The increased tariff would have meant possible price increases for consumers during the holiday season across a broad range of consumer goods, but it was not clear whether brands and retailers would try to absorb the additional cost, or whether to pass it along to consumers. The profitability of the products would play a major factor in determining which course of action to take.
In the comments today about postponing the implementation of tariffs for some goods, the President seemed to indicate concern about higher prices during the holiday season, and potential negative impacts on demand.
TV sets remain impacted by higher tariffs
In the case of TV sets though, additional tariffs are schedule to proceed as planned on September 1st. This directly impacts the cost of products imported for the US holiday season, including Black Friday in late November, and all the pre-Black Friday shopping sales that run throughout November. TV products slated for these promotions typically start arriving in September and October, although inventory levels are currently quite high at retailers and brands who had prepared additional inventory levels in case of a 25% tariff being levied in July.
For TV brands and retailers, the 10% tariff level represents a border between incurring the additional cost to assemble in Mexico, or continuing to import from China, although the depreciation in the Chinese Yuan currency recently helps to mitigate some of the cost. According to interviews with several brands, the cost to assemble TVs in China, mainly for Chinese brands with well-established supply chains in China is about 15% higher in Mexico. So, the combined existing 3.9% tariff and the additional 10% tariff barely falls below this threshold and should lead to them continuing to import finished goods from China to benefit from supply chain efficiencies.
In addition, transitioning the manufacturing focus from China to Mexico would have incurred additional costs above the variable costs, and if the implementation of the additional tariffs is seen to be temporary or uncertain, then they would conclude that keeping established supply chains minimizes disruption and unnecessary cost.
In 2018, 56% of TVs imported to the US came from China, while 41% came from Mexico, according to the US International Trade Commission. The TVs imported from Mexico were higher value and larger sizes, and we know that brands like Samsung and LGE source most of their US TV products from their own factories in Mexico.
What to expect for the remainder of 2019
In the Q1’19 forecast update, published in the TV Sets Intelligence Service Premium, we highlighted the assumption that the proposed 25% tariffs announced in May would not be implemented, or would be significantly reduced. Both situations have happened, with the tariffs initially being suspended, and now re-introduced at a lower level. Therefore, the impact to our forecast is relatively minimal, but there is probably some downside if certain other CE product categories that are popular during the holidays now are unencumbered by tariffs while TVs are.

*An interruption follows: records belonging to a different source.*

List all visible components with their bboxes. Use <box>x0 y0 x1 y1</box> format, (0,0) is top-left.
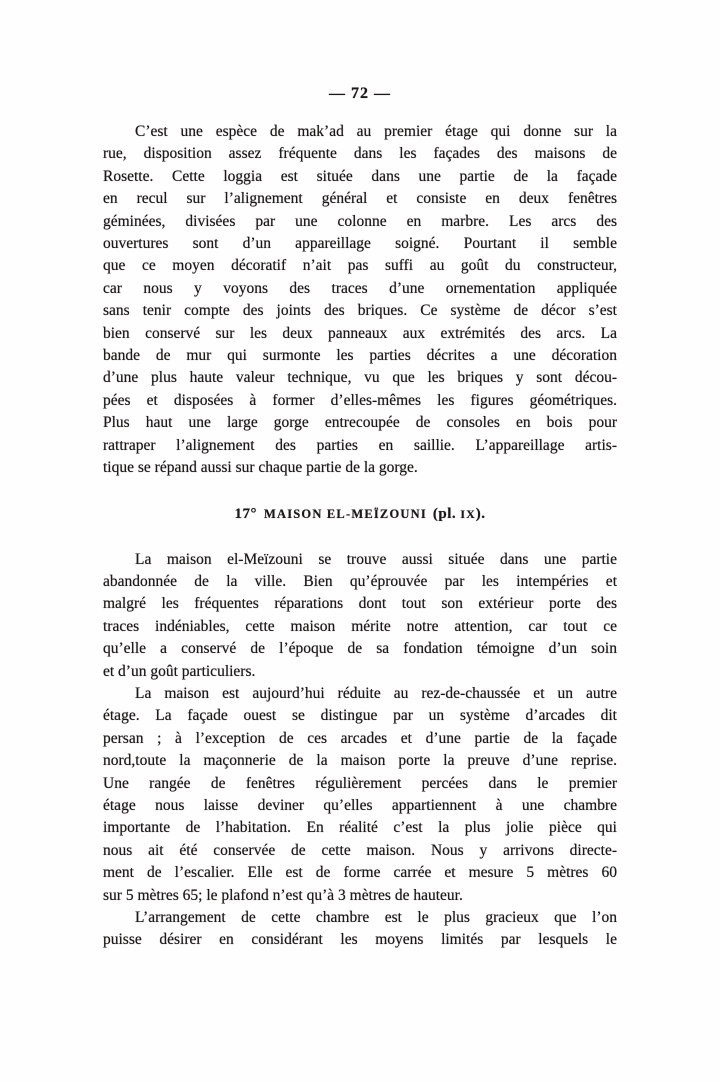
plate-close: ). <box>475 505 486 522</box>
text-line: que ce moyen décoratif n’ait pas suffi au goût du constructeur, <box>103 257 617 275</box>
section-heading <box>103 505 617 523</box>
text-line: nord,toute la maçonnerie de la maison porte la preuve d’une reprise. <box>103 752 617 770</box>
text-line: ouvertures sont d’un appareillage soigné. Pourtant il semble <box>103 235 617 253</box>
text-line: Plus haut une large gorge entrecoupée de consoles en bois pour <box>103 414 617 432</box>
text-line: ment de l’escalier. Elle est de forme carrée et mesure 5 mètres 60 <box>103 864 617 882</box>
text-line: géminées, divisées par une colonne en marbre. Les arcs des <box>103 212 617 230</box>
paragraph-maison-structure <box>103 683 617 907</box>
text-line: pées et disposées à former d’elles-mêmes les figures géométriques. <box>103 391 617 409</box>
text-line: La maison est aujourd’hui réduite au rez-de-chaussée et un autre <box>135 684 617 702</box>
plate-open: (pl. <box>432 505 457 522</box>
text-line: Une rangée de fenêtres régulièrement percées dans le premier <box>103 774 617 792</box>
text-line: rattraper l’alignement des parties en saillie. L’appareillage artis- <box>103 436 617 454</box>
text-line: Rosette. Cette loggia est située dans une partie de la façade <box>103 167 617 185</box>
text-line: sur 5 mètres 65; le plafond n’est qu’à 3 mètres de hauteur. <box>103 886 463 904</box>
paragraph-makad-loggia <box>103 121 617 480</box>
section-title: MAISON EL-MEÏZOUNI <box>263 506 427 521</box>
text-line: L’arrangement de cette chambre est le plus gracieux que l’on <box>135 909 617 926</box>
page-number: — 72 — <box>329 85 391 102</box>
text-line: puisse désirer en considérant les moyens limités par lesquels le <box>103 931 617 949</box>
text-line: en recul sur l’alignement général et consiste en deux fenêtres <box>103 190 617 208</box>
text-line: étage nous laisse deviner qu’elles appartiennent à une chambre <box>103 796 617 814</box>
text-line: malgré les fréquentes réparations dont tout son extérieur porte des <box>103 595 617 613</box>
section-number: 17° <box>234 505 257 522</box>
text-line: C’est une espèce de mak’ad au premier étage qui donne sur la <box>135 123 617 140</box>
text-line: et d’un goût particuliers. <box>103 662 256 680</box>
text-line: traces indéniables, cette maison mérite notre attention, car tout ce <box>103 617 617 635</box>
text-line: persan ; à l’exception de ces arcades et d’une partie de la façade <box>103 729 617 747</box>
text-line: car nous y voyons des traces d’une ornementation appliquée <box>103 279 617 297</box>
text-line: étage. La façade ouest se distingue par un système d’arcades dit <box>103 707 617 725</box>
text-line: rue, disposition assez fréquente dans les façades des maisons de <box>103 145 617 163</box>
text-line: La maison el-Meïzouni se trouve aussi située dans une partie <box>135 550 617 568</box>
text-line: bien conservé sur les deux panneaux aux extrémités des arcs. La <box>103 324 617 342</box>
text-line: abandonnée de la ville. Bien qu’éprouvée par les intempéries et <box>103 572 617 590</box>
text-line: nous ait été conservée de cette maison. Nous y arrivons directe- <box>103 841 617 859</box>
text-line: tique se répand aussi sur chaque partie de la gorge. <box>103 459 418 477</box>
text-line: d’une plus haute valeur technique, vu que les briques y sont décou- <box>103 369 617 387</box>
text-line: bande de mur qui surmonte les parties décrites a une décoration <box>103 347 617 365</box>
plate-roman-numeral: IX <box>460 506 476 521</box>
text-line: importante de l’habitation. En réalité c’est la plus jolie pièce qui <box>103 819 617 837</box>
text-line: sans tenir compte des joints des briques. Ce système de décor s’est <box>103 302 617 320</box>
paragraph-maison-situation <box>103 549 617 683</box>
plate-reference <box>433 506 486 522</box>
paragraph-chambre-arrangement <box>103 907 617 952</box>
text-line: qu’elle a conservé de l’époque de sa fondation témoigne d’un soin <box>103 640 617 658</box>
text-block <box>103 121 617 952</box>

The other implication revolves around how retailers choose which promotions to take and which to avoid based on cost and possible product availability. As mentioned earlier, most of the sets imported from Mexico under free trade rules, tend to be larger screen sizes, bigger than 50”. For promotions, this would imply that the biggest deals will be around 55”, 65” and even 75” screen sizes, with a reduction in promotions for smaller sizes likely due to the poor margins.
As for 2020, a lot of time remains between now and then, with plenty of opportunity for the trade situation to continue changing.